見たこともないトゲトゲな木の実はどんなところにでも落ちているし、葉が落ちまくっているせいで地面が見えないので、変な虫を踏みまくる。
フローリングに返してくれと足裏が叫んでいるようだ。そもそも、俺は超インドア派なので外を歩くことに慣れていない。もう帰りたいよ。
足の痛みに耐えながらそんなことを考えていると、気づけば森からひらけた場所になっていた。地面はタイルっぽいし、ザ・異世界といった感じのヨーロッパっぽい建物が立ち並んでいた。男に連れられ、町で最も大きく、そして中央にある建物に入った。
ここはいわゆる冒険者ギルド的なところらしい。なんかキラキラした人たちがいっぱいいる。男女問わずだ。

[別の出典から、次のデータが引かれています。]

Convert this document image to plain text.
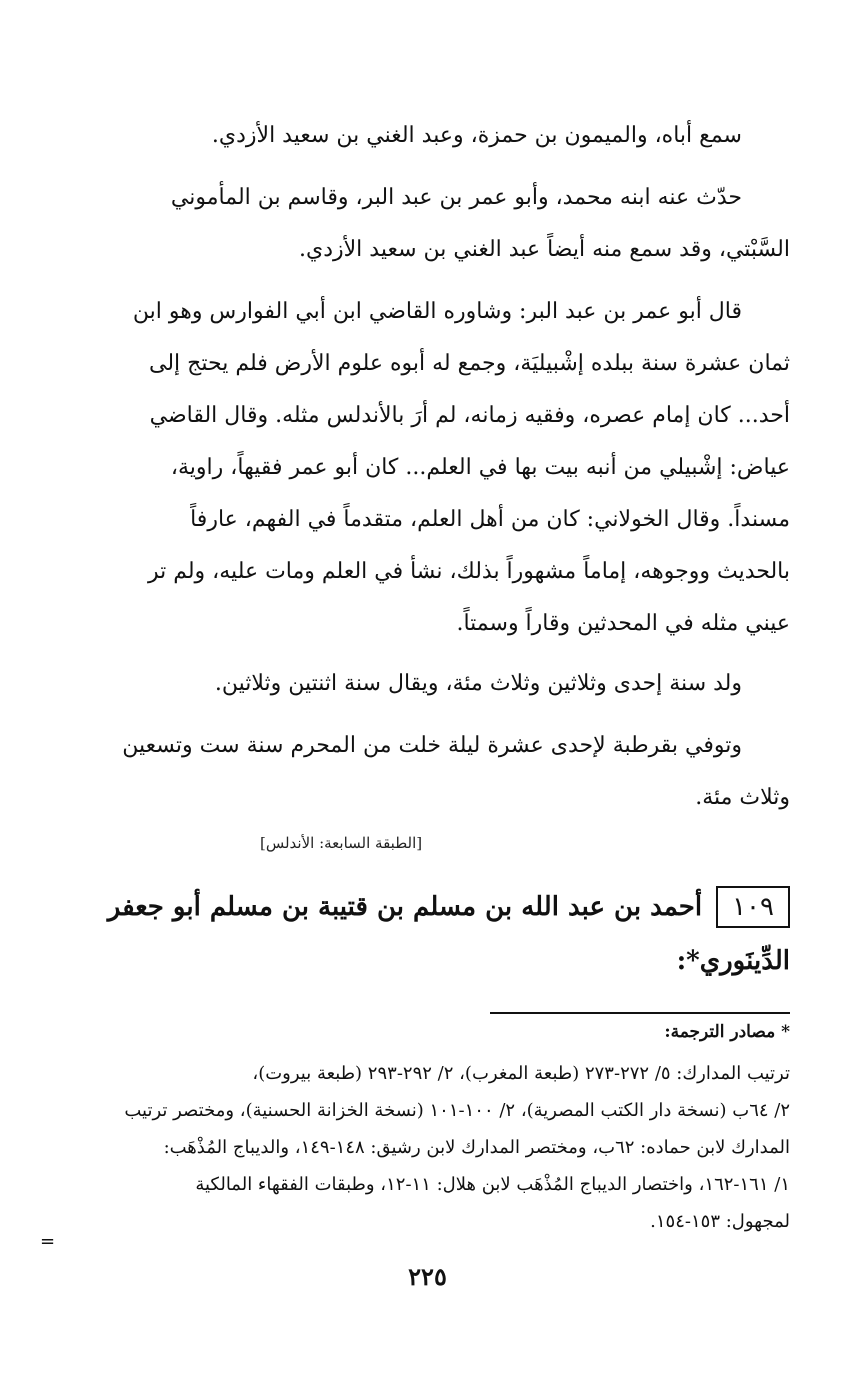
سمع أباه، والميمون بن حمزة، وعبد الغني بن سعيد الأزدي.
حدّث عنه ابنه محمد، وأبو عمر بن عبد البر، وقاسم بن المأموني
السَّبْتي، وقد سمع منه أيضاً عبد الغني بن سعيد الأزدي.
قال أبو عمر بن عبد البر: وشاوره القاضي ابن أبي الفوارس وهو ابن
ثمان عشرة سنة ببلده إشْبيليَة، وجمع له أبوه علوم الأرض فلم يحتج إلى
أحد... كان إمام عصره، وفقيه زمانه، لم أرَ بالأندلس مثله. وقال القاضي
عياض: إشْبيلي من أنبه بيت بها في العلم... كان أبو عمر فقيهاً، راوية،
مسنداً. وقال الخولاني: كان من أهل العلم، متقدماً في الفهم، عارفاً
بالحديث ووجوهه، إماماً مشهوراً بذلك، نشأ في العلم ومات عليه، ولم تر
عيني مثله في المحدثين وقاراً وسمتاً.
ولد سنة إحدى وثلاثين وثلاث مئة، ويقال سنة اثنتين وثلاثين.
وتوفي بقرطبة لإحدى عشرة ليلة خلت من المحرم سنة ست وتسعين
وثلاث مئة.
[الطبقة السابعة: الأندلس]
١٠٩أحمد بن عبد الله بن مسلم بن قتيبة بن مسلم أبو جعفر
الدِّينَوري*:
* مصادر الترجمة:
ترتيب المدارك: ٥/ ٢٧٢-٢٧٣ (طبعة المغرب)، ٢/ ٢٩٢-٢٩٣ (طبعة بيروت)،
٢/ ٦٤ب (نسخة دار الكتب المصرية)، ٢/ ١٠٠-١٠١ (نسخة الخزانة الحسنية)، ومختصر ترتيب
المدارك لابن حماده: ٦٢ب، ومختصر المدارك لابن رشيق: ١٤٨-١٤٩، والديباج المُذْهَب:
١/ ١٦١-١٦٢، واختصار الديباج المُذْهَب لابن هلال: ١١-١٢، وطبقات الفقهاء المالكية
لمجهول: ١٥٣-١٥٤.
=
٢٢٥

男は受付のようなところに指をさした。動きを見ればわかる。受付をしてこいと言っている。いくら俺でも受け付けくらいはできるだろう、いざ受付の所まで行き、話しかけたところで思い出した。日本語は通じない。やってしまったと思ったが、受付の人は表情一つ変えずに、受付の人にだけ見えているであろう画面を操作している。やはり奴隷登録とかなのだろうか...。少しの不安を感じながら待っていると受付の人から聞きなれた言語が聞こえてきた。日本語を喋っている。内心驚いたが、過度な反応をして話が飛ぶとよくないと思ったので必死に我慢してみた。絶対にもっと驚いた方がいいと思う。
「転移者の方ですか?」受付の人が言う。
「不本意ながら」
「不本意...?」
受付の人の頭にはきっと無数のはてなが浮かんでいる。当たり前だろう。転移者は本来自分で望んでくるものなのだ。不本意で転移してくる奴なんているわけがない。まあここにいるんだけどな。
受付の人と話しているうちに自分の異変に気付いた。天使の不手際であることを受付の人に伝えようとしたが声が出ない。天使にとって都合が悪い内容を喋ることができない。これは天使や神に関する事は伝えられないようになっているということかと一瞬納得したが、受付の人が転移のことを知っているということはこの世界で転移者はかなりメジャーな存在の可能性が高い。となると転移者が天使によって転移された存在ということが知られていないとなると、転移者は完全に不審者じゃないだろうか。急に現れ自分がこの世界にいる理由を話すことができない。その状態は出来損ないのスパイか何かになってしまう。
自分の中であの天使に対する疑いが勝った。確実に隠蔽工作である。だが伝えられないので諦めるしかない。受付の人は早く受付がしたいようだし、早めに話を聞いてあげよう。